Using a static rig of PARs, ETC Source Four ellipsoidals, and 5kW Fresnels, lighting designer Neil Austin has created an emotionally charged storm scene for the Donmar Warehouse production of King Lear, starring Derek Jacobi, directed by Michael Grandage, and seen at BAM in NYC as part of its 2011 tour. Every fixture in the rig was gelled with Roscolux 371 Theatre Booster 1 with the exception of a handful of front cross light in Lee 366 Cornflower, used in the storm scene at low level where it appears to be similar to the R371.

“The storm is key-lit through the gaps between the planks of wood of the walls and floors—again bright white R371—but suddenly the light is fractured, revealing the decay inherent in the design and symbolizing how Lear's mind is falling apart along with his once impenetrable kingdom,” explains Austin. “The oddity is that, in theory, you might expect that lighting from behind the set would make it feel as though Lear was inside during the storm scene and therefore protected from the elements, but the opposite is true, as the fractured nature of the light, along with its flickering, brings to mind lightning forks and undermines the apparent solidity of the environment.”

At the Donmar in London, the thrust stage meant a set with no side walls but a ceiling, while the BAM set was a semi-circular back wall with under-lit floor and no ceiling. “I beefed up the under-floor lighting for the storm scene, as there was no ceiling, and added 68 L&E battens with 75W 10° MR16 lamps and R371,” says Austin.

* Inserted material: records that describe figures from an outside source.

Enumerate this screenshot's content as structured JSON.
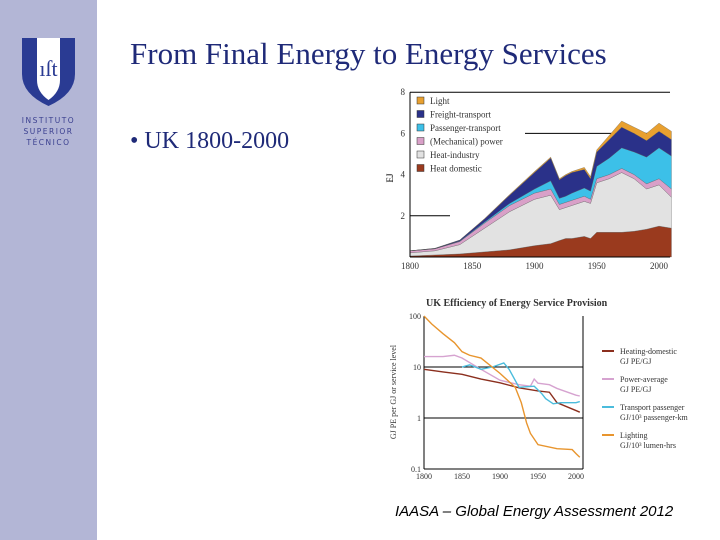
{
  "slide": {
    "title": "From Final Energy to Energy Services",
    "bullet": "UK 1800-2000",
    "footer": "IAASA – Global Energy Assessment 2012"
  },
  "logo": {
    "mark": "IST",
    "lines": [
      "INSTITUTO",
      "SUPERIOR",
      "TÉCNICO"
    ]
  },
  "colors": {
    "sidebar": "#b3b6d6",
    "title": "#1f2a78"
  },
  "chart_data": [
    {
      "type": "area",
      "stacked": true,
      "ylabel": "EJ",
      "ylim": [
        0,
        8
      ],
      "xlim": [
        1800,
        2010
      ],
      "xticks": [
        1800,
        1850,
        1900,
        1950,
        2000
      ],
      "yticks": [
        2,
        4,
        6,
        8
      ],
      "legend": "top-left",
      "x": [
        1800,
        1820,
        1840,
        1860,
        1880,
        1900,
        1913,
        1920,
        1925,
        1930,
        1940,
        1945,
        1950,
        1960,
        1970,
        1980,
        1990,
        2000,
        2010
      ],
      "series": [
        {
          "name": "Heat domestic",
          "color": "#9a3a1e",
          "values": [
            0.05,
            0.1,
            0.15,
            0.25,
            0.35,
            0.55,
            0.65,
            0.8,
            0.9,
            0.9,
            1.0,
            0.9,
            1.2,
            1.2,
            1.2,
            1.25,
            1.35,
            1.5,
            1.4
          ]
        },
        {
          "name": "Heat-industry",
          "color": "#e2e2e2",
          "values": [
            0.15,
            0.2,
            0.45,
            1.15,
            1.85,
            2.25,
            2.35,
            1.5,
            1.5,
            1.6,
            1.7,
            1.7,
            2.4,
            2.6,
            2.9,
            2.55,
            1.95,
            2.0,
            1.5
          ]
        },
        {
          "name": "(Mechanical) power",
          "color": "#d9a0c8",
          "values": [
            0.1,
            0.1,
            0.15,
            0.25,
            0.3,
            0.3,
            0.3,
            0.25,
            0.25,
            0.25,
            0.25,
            0.2,
            0.2,
            0.2,
            0.2,
            0.2,
            0.25,
            0.3,
            0.4
          ]
        },
        {
          "name": "Passenger-transport",
          "color": "#3cc0e8",
          "values": [
            0,
            0,
            0.02,
            0.05,
            0.1,
            0.2,
            0.4,
            0.3,
            0.3,
            0.35,
            0.4,
            0.4,
            0.6,
            0.8,
            1.0,
            1.1,
            1.3,
            1.5,
            1.6
          ]
        },
        {
          "name": "Freight-transport",
          "color": "#2a3189",
          "values": [
            0,
            0.02,
            0.05,
            0.15,
            0.4,
            0.8,
            1.1,
            0.9,
            1.0,
            1.0,
            0.9,
            0.6,
            0.7,
            0.9,
            1.0,
            0.9,
            0.8,
            0.8,
            0.8
          ]
        },
        {
          "name": "Light",
          "color": "#e8a030",
          "values": [
            0,
            0,
            0,
            0.02,
            0.03,
            0.05,
            0.05,
            0.05,
            0.05,
            0.05,
            0.1,
            0.1,
            0.1,
            0.2,
            0.3,
            0.3,
            0.35,
            0.4,
            0.4
          ]
        }
      ]
    },
    {
      "type": "line",
      "title": "UK Efficiency of Energy Service Provision",
      "ylabel": "GJ PE per GJ or service level",
      "yscale": "log",
      "ylim": [
        0.1,
        100
      ],
      "xlim": [
        1800,
        2010
      ],
      "xticks": [
        1800,
        1850,
        1900,
        1950,
        2000
      ],
      "yticks": [
        0.1,
        1,
        10,
        100
      ],
      "ytick_labels": [
        "0.1",
        "1",
        "10",
        "100"
      ],
      "legend": "right",
      "series": [
        {
          "name": "Heating-domestic",
          "unit": "GJ PE/GJ",
          "color": "#8b2f1e",
          "x": [
            1800,
            1825,
            1850,
            1875,
            1900,
            1925,
            1950,
            1965,
            1975,
            2000,
            2005
          ],
          "values": [
            9,
            8,
            7.2,
            5.8,
            4.9,
            3.9,
            3.4,
            3.2,
            2,
            1.4,
            1.3
          ]
        },
        {
          "name": "Power-average",
          "unit": "GJ PE/GJ",
          "color": "#d6a3d0",
          "x": [
            1800,
            1825,
            1840,
            1850,
            1875,
            1900,
            1925,
            1940,
            1945,
            1950,
            1965,
            1975,
            2000,
            2005
          ],
          "values": [
            16,
            16,
            17,
            15,
            9,
            5.5,
            4.5,
            4.2,
            5.8,
            4.8,
            4.5,
            3.8,
            2.8,
            2.7
          ]
        },
        {
          "name": "Transport passenger",
          "unit": "GJ/10³ passenger-km",
          "color": "#4bbcdc",
          "x": [
            1850,
            1860,
            1875,
            1890,
            1905,
            1912,
            1925,
            1945,
            1955,
            1960,
            1970,
            1980,
            2000,
            2005
          ],
          "values": [
            10,
            11,
            9,
            10,
            12,
            9,
            4,
            4.2,
            3,
            2.4,
            1.9,
            2,
            2,
            2.1
          ]
        },
        {
          "name": "Lighting",
          "unit": "GJ/10³ lumen-hrs",
          "color": "#e8952e",
          "x": [
            1800,
            1810,
            1825,
            1840,
            1850,
            1860,
            1875,
            1900,
            1920,
            1928,
            1935,
            1940,
            1950,
            1975,
            1995,
            2000,
            2005
          ],
          "values": [
            100,
            70,
            45,
            30,
            20,
            17,
            15,
            7.5,
            4,
            2,
            0.8,
            0.5,
            0.3,
            0.25,
            0.24,
            0.2,
            0.17
          ]
        }
      ]
    }
  ]
}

The L&E battens were used in two lengths: 47x30 lamps and 21x10 lamps. Also under the floor were two Look Solutions Unique Hazers and six Martin Professional AF-1 Fans to draw out the heat. “I wasn't available for BAM or for any of the tour after the first venue, so Richard Howell worked as my associate, doing a fantastic job of recreating the original design in the variety of venues,” adds Austin.